Это вполне сравнимо с тем, как мы в своё время увлекались Францией, и в любом приличном доме говорить по-французски было признаком образования и светских манер. Это понятно, порождало и много «провинциальных» комплексов – дескать, «мы здесь не в Кукуевке сидим, а тоже принадлежим Большому Свету». И естественно, японская аристократия так же стала делиться на два лагеря: прокитайских «западников» – и патриотов-«японофилов».
Учить китайский в японском свете стало модно, а знание языка приносило и буддийские идеи об устройстве мира. Хотя по житейскому укладу большинство островитян всё равно оставалось язычниками. Буддизм, наложенный на синтоизм, породил совершенно уникальную синкретическую культуру, в которой отделить чисто японское от чисто китайского очень трудно, а порой и невозможно.
В любом сегодняшнем японском городе можно увидеть буддийские храмы, куда жители несут свои внутренние, душевные вопросы к Будде и его воплощениям, – а бытовые, практические проблемы решают с духами-ка́ми: тут же, во внутреннем дворике, стоит и крошечная синтоистская молельня. Языческий храм внутри храма монотеистического! Нам это представить почти невозможно, а в японской голове это смешивается совершенно органично.
При дворах японских вельмож служили образованные китайцы, как у нас когда-то немцы или французы – учили местную знать наукам, искусствам, игре на инструментах. Много средневековых японских музыкальных инструментов было фактически модернизацией китайских.
Если же говорить о литературе, то период Хэйан породил безумный всплеск любовной лирики среди аристократов, особенно фрейлин. Какая-нибудь образованная фрейлина могла ночами напролёт писать письма в стихах своему любовнику на очень странном языке, на котором никто не говорил.
Это был смешанный письменный язык, поскольку настоящий китайский они всё-таки знали мало. Но начали употреблять китайские знаки в родной речи только по звучанию, как буквы, что бы те изначально ни означали.
Примерно как мы используем букву «А» от финикийского «Алеф – бык». Но никто же теперь не думает, что это «бык», просто все условились, что так этот звук записывается, и всё. Вот так же писались и те стихи.
Обычно после бурной ночи считалось хорошим этикетом написать своему любовнику письмо.
Но если такие вот записочки писала особенно одарённая и образованная женщина, как та же Сэй-Сёнагон, или позже Мурасаки Сикибу – то зачастую это превращалось и в хорошую, большую литературу, которая осталась нам на века. По которой мы изучаем не только полёт поэтической мысли, а быт и нравы японского общества тех уникальных времён. И теперь благодаря им очень много восстановлено для понимания того, как это было в X–XI вв. – скажем, по описаниям забытых инструментов или предметов мебели в тех же «Записках у изголовья» Сэй-Сёнагон. А она просто писала любовнику записку, описывая так или иначе, что вокруг неё лежит. Но сегодня в японских музеях есть даже целые комнаты, восстановленные по описаниям Сэй-Сёнагон. То есть это кладезь памяти ещё и о материальном мире тех времён, о культуре ещё и в археологическом смысле.

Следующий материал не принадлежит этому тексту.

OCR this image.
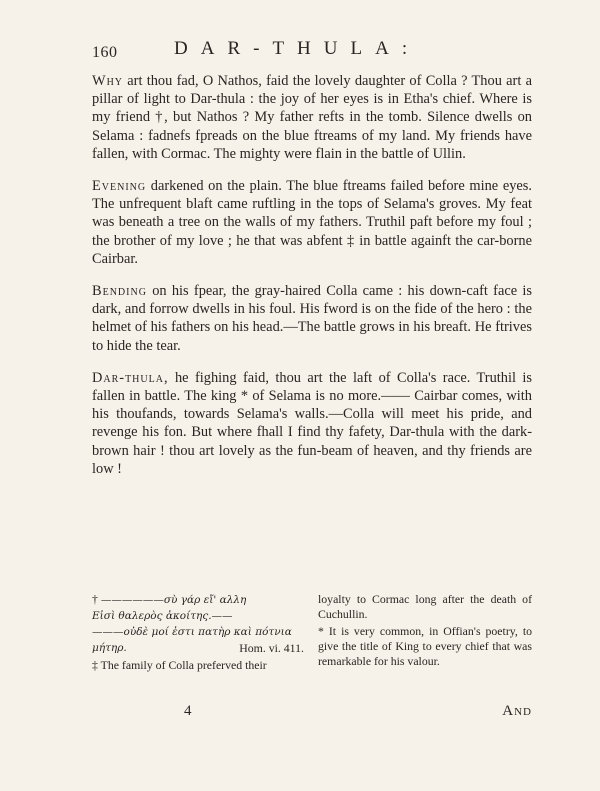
160	DAR-THULA:

Why art thou fad, O Nathos, faid the lovely daughter of Colla ? Thou art a pillar of light to Dar-thula : the joy of her eyes is in Etha's chief. Where is my friend †, but Nathos ? My father refts in the tomb. Silence dwells on Selama : fadnefs fpreads on the blue ftreams of my land. My friends have fallen, with Cormac. The mighty were flain in the battle of Ullin.

Evening darkened on the plain. The blue ftreams failed before mine eyes. The unfrequent blaft came ruftling in the tops of Selama's groves. My feat was beneath a tree on the walls of my fathers. Truthil paft before my foul ; the brother of my love ; he that was abfent ‡ in battle againft the car-borne Cairbar.

Bending on his fpear, the gray-haired Colla came : his down-caft face is dark, and forrow dwells in his foul. His fword is on the fide of the hero : the helmet of his fathers on his head.—The battle grows in his breaft. He ftrives to hide the tear.

Dar-thula, he fighing faid, thou art the laft of Colla's race. Truthil is fallen in battle. The king * of Selama is no more.—— Cairbar comes, with his thoufands, towards Selama's walls.—Colla will meet his pride, and revenge his fon. But where fhall I find thy fafety, Dar-thula with the dark-brown hair ! thou art lovely as the fun-beam of heaven, and thy friends are low !

† ——————σὺ γάρ εἴ' αλλη
Εἰσὶ θαλερὸς ἀκοίτης.——
———οὐδὲ μοί ἐστι πατὴρ καὶ πότνια
μήτηρ.	Hom. vi. 411.

‡ The family of Colla preferved their

loyalty to Cormac long after the death of Cuchullin.

* It is very common, in Offian's poetry, to give the title of King to every chief that was remarkable for his valour.

4	And
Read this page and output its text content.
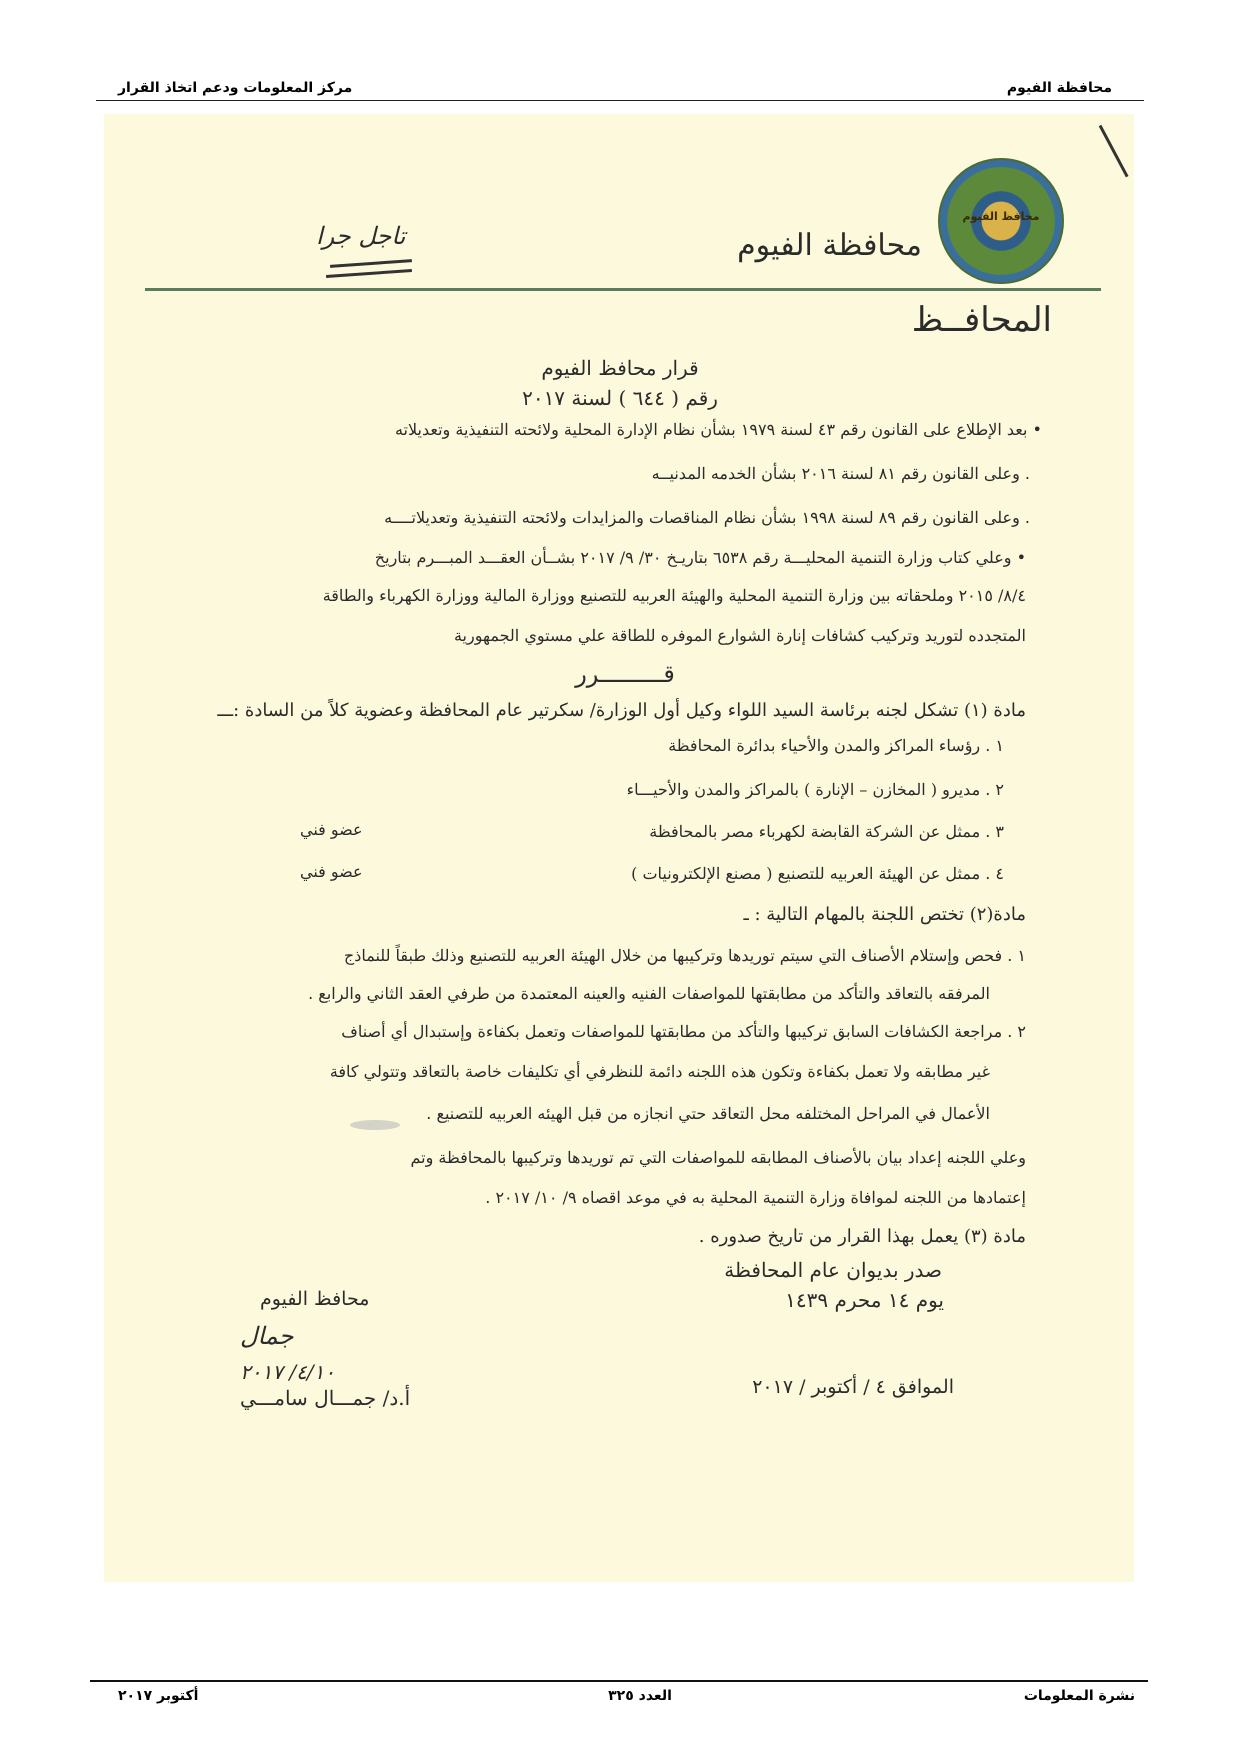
محافظة الفيوم
مركز المعلومات ودعم اتخاذ القرار
محافظ الفيوم
محافظة الفيوم
تاجل جرا
المحافــظ
قرار محافظ الفيوم
رقم ( ٦٤٤ ) لسنة ٢٠١٧
• بعد الإطلاع على القانون رقم ٤٣ لسنة ١٩٧٩ بشأن نظام الإدارة المحلية ولائحته التنفيذية وتعديلاته
. وعلى القانون رقم ٨١ لسنة ٢٠١٦ بشأن الخدمه المدنيــه
. وعلى القانون رقم ٨٩ لسنة ١٩٩٨ بشأن نظام المناقصات والمزايدات ولائحته التنفيذية وتعديلاتــــه
• وعلي كتاب وزارة التنمية المحليـــة رقم ٦٥٣٨ بتاريـخ ٣٠/ ٩/ ٢٠١٧ بشــأن العقـــد المبـــرم بتاريخ
٨/٤/ ٢٠١٥ وملحقاته بين وزارة التنمية المحلية والهيئة العربيه للتصنيع ووزارة المالية ووزارة الكهرباء والطاقة
المتجدده لتوريد وتركيب كشافات إنارة الشوارع الموفره للطاقة علي مستوي الجمهورية
قـــــــــرر
مادة (١) تشكل لجنه برئاسة السيد اللواء وكيل أول الوزارة/ سكرتير عام المحافظة وعضوية كلاً من السادة :ـــ
١ . رؤساء المراكز والمدن والأحياء بدائرة المحافظة
٢ . مديرو ( المخازن – الإنارة ) بالمراكز والمدن والأحيـــاء
٣ . ممثل عن الشركة القابضة لكهرباء مصر بالمحافظة
عضو فني
٤ . ممثل عن الهيئة العربيه للتصنيع ( مصنع الإلكترونيات )
عضو فني
مادة(٢) تختص اللجنة بالمهام التالية : ـ
١ . فحص وإستلام الأصناف التي سيتم توريدها وتركيبها من خلال الهيئة العربيه للتصنيع وذلك طبقاً للنماذج
المرفقه بالتعاقد والتأكد من مطابقتها للمواصفات الفنيه والعينه المعتمدة من طرفي العقد الثاني والرابع .
٢ . مراجعة الكشافات السابق تركيبها والتأكد من مطابقتها للمواصفات وتعمل بكفاءة وإستبدال أي أصناف
غير مطابقه ولا تعمل بكفاءة وتكون هذه اللجنه دائمة للنظرفي أي تكليفات خاصة بالتعاقد وتتولي كافة
الأعمال في المراحل المختلفه محل التعاقد حتي انجازه من قبل الهيئه العربيه للتصنيع .
وعلي اللجنه إعداد بيان بالأصناف المطابقه للمواصفات التي تم توريدها وتركيبها بالمحافظة وتم
إعتمادها من اللجنه لموافاة وزارة التنمية المحلية به في موعد اقصاه ٩/ ١٠/ ٢٠١٧ .
مادة (٣) يعمل بهذا القرار من تاريخ صدوره .
صدر بديوان عام المحافظة
يوم ١٤ محرم ١٤٣٩
الموافق ٤ / أكتوبر / ٢٠١٧
محافظ الفيوم
جمال
٤/١٠/ ٢٠١٧
أ.د/ جمـــال سامـــي
نشرة المعلومات
العدد ٣٢٥
أكتوبر ٢٠١٧
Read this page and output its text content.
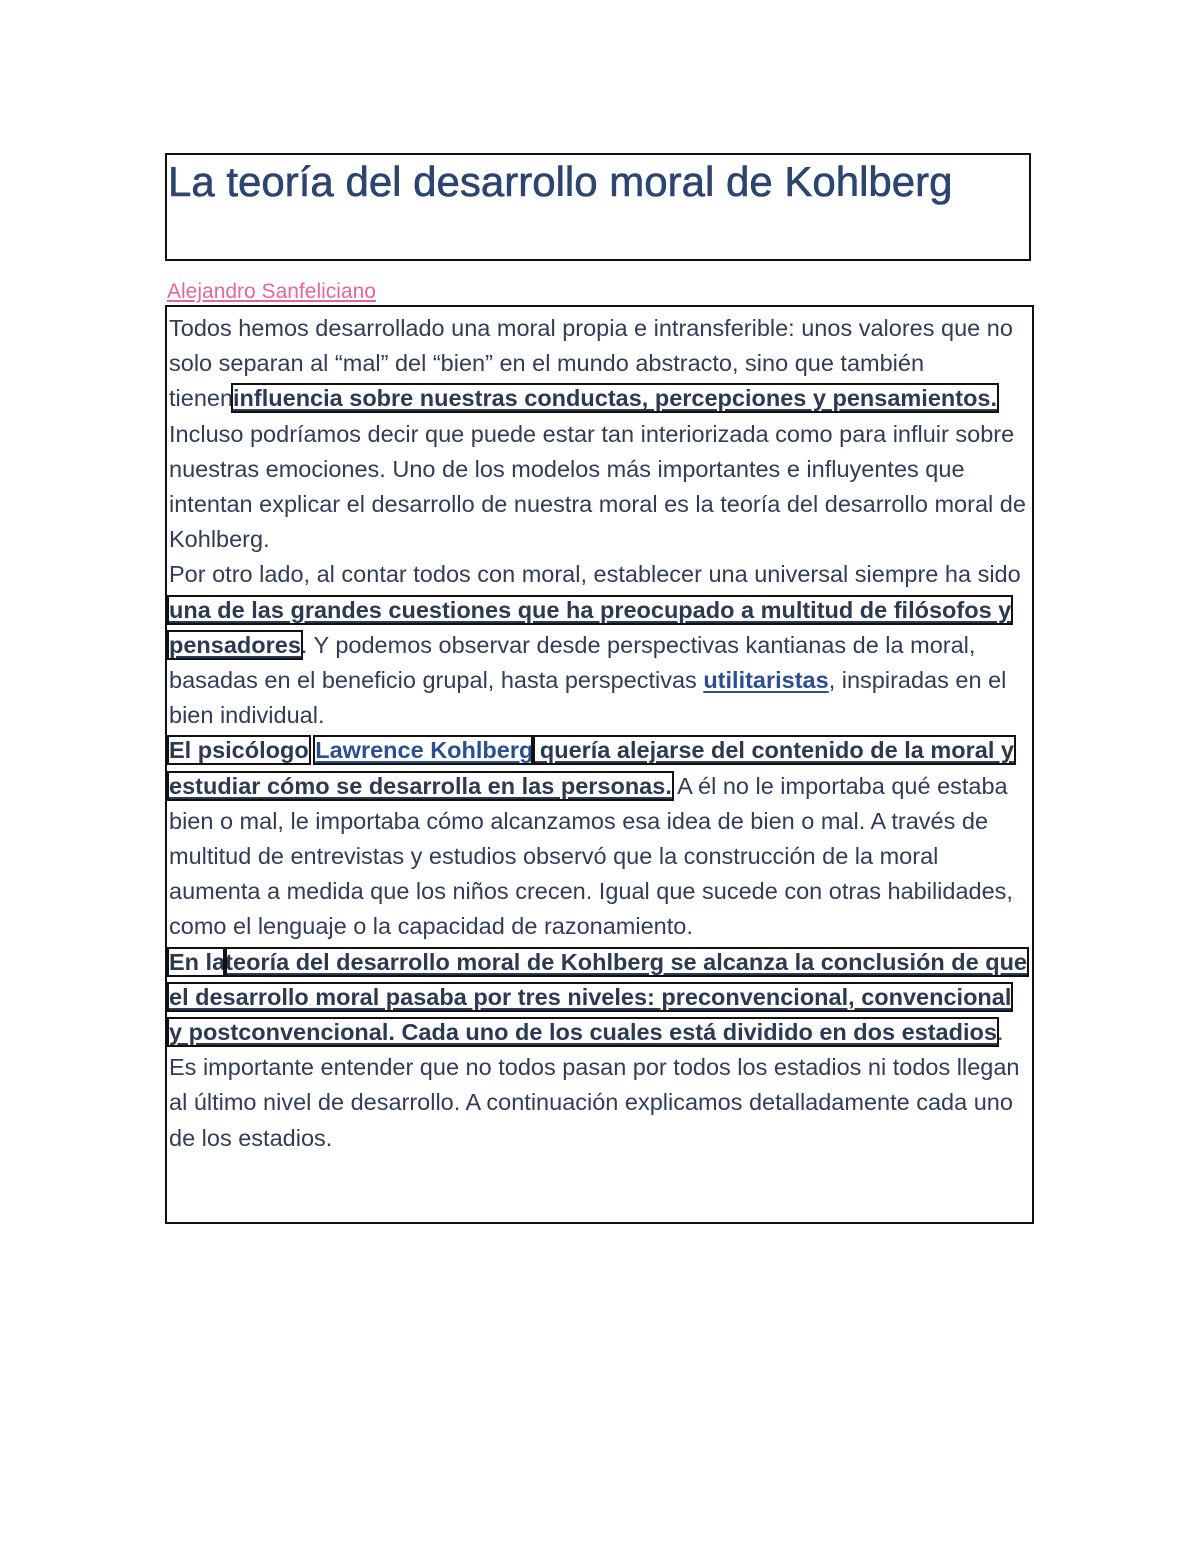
La teoría del desarrollo moral de Kohlberg
Alejandro Sanfeliciano

Todos hemos desarrollado una moral propia e intransferible: unos valores que no solo separan al “mal” del “bien” en el mundo abstracto, sino que también tieneninfluencia sobre nuestras conductas, percepciones y pensamientos. Incluso podríamos decir que puede estar tan interiorizada como para influir sobre nuestras emociones. Uno de los modelos más importantes e influyentes que intentan explicar el desarrollo de nuestra moral es la teoría del desarrollo moral de Kohlberg.

Por otro lado, al contar todos con moral, establecer una universal siempre ha sido una de las grandes cuestiones que ha preocupado a multitud de filósofos y pensadores. Y podemos observar desde perspectivas kantianas de la moral, basadas en el beneficio grupal, hasta perspectivas utilitaristas, inspiradas en el bien individual.

El psicólogo Lawrence Kohlberg quería alejarse del contenido de la moral y estudiar cómo se desarrolla en las personas. A él no le importaba qué estaba bien o mal, le importaba cómo alcanzamos esa idea de bien o mal. A través de multitud de entrevistas y estudios observó que la construcción de la moral aumenta a medida que los niños crecen. Igual que sucede con otras habilidades, como el lenguaje o la capacidad de razonamiento.

En lateoría del desarrollo moral de Kohlberg se alcanza la conclusión de que el desarrollo moral pasaba por tres niveles: preconvencional, convencional y postconvencional. Cada uno de los cuales está dividido en dos estadios. Es importante entender que no todos pasan por todos los estadios ni todos llegan al último nivel de desarrollo. A continuación explicamos detalladamente cada uno de los estadios.
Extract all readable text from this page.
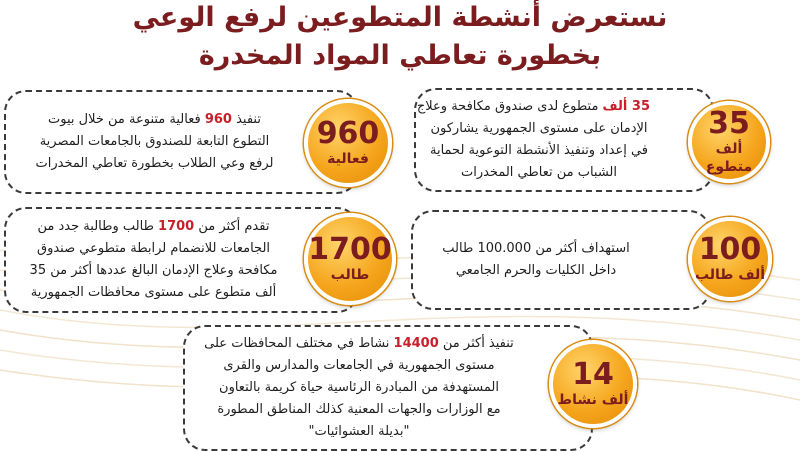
نستعرض أنشطة المتطوعين لرفع الوعي
بخطورة تعاطي المواد المخدرة
35 ألف متطوع لدى صندوق مكافحة وعلاج
الإدمان على مستوى الجمهورية يشاركون
في إعداد وتنفيذ الأنشطة التوعوية لحماية
الشباب من تعاطي المخدرات
35
ألف متطوع
تنفيذ 960 فعالية متنوعة من خلال بيوت
التطوع التابعة للصندوق بالجامعات المصرية
لرفع وعي الطلاب بخطورة تعاطي المخدرات
960
فعالية
استهداف أكثر من 100.000 طالب
داخل الكليات والحرم الجامعي
100
ألف طالب
تقدم أكثر من 1700 طالب وطالبة جدد من
الجامعات للانضمام لرابطة متطوعي صندوق
مكافحة وعلاج الإدمان البالغ عددها أكثر من 35
ألف متطوع على مستوى محافظات الجمهورية
1700
طالب
تنفيذ أكثر من 14400 نشاط في مختلف المحافظات على
مستوى الجمهورية في الجامعات والمدارس والقرى
المستهدفة من المبادرة الرئاسية حياة كريمة بالتعاون
مع الوزارات والجهات المعنية كذلك المناطق المطورة
"بديلة العشوائيات"
14
ألف نشاط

И вот она пишет ему письмо полукитайскими стихами, хотя уже к концу периода Хэйан всё отчётливей считывается желание писать всё-таки на своём родном языке. Помните эти мучения пушкинской или толстовской аристократии – когда несчастная женщина пребывает в таком сердечном раздрае, что даже не знает, какой же язык ей выбрать, чтобы ещё точней, ещё образней выразить всю трагедию своей тонкой души… И так же, как её сердце разрывает на части, она пишет то на чужом, то на родном наречии. Вот примерно такие же эпистолярные страсти разрывали души и праздных японских аристократов.
Но отдельный интерес тут ещё и в том, как это всё было связано с тогдашней международной обстановкой. Китайская империя Тан к концу X в. уже «наложила лапу» на все три корейские царства. Даже если не присутствовала там в военном смысле, то держала их полностью под контролем. И постепенно подбиралась к Японии.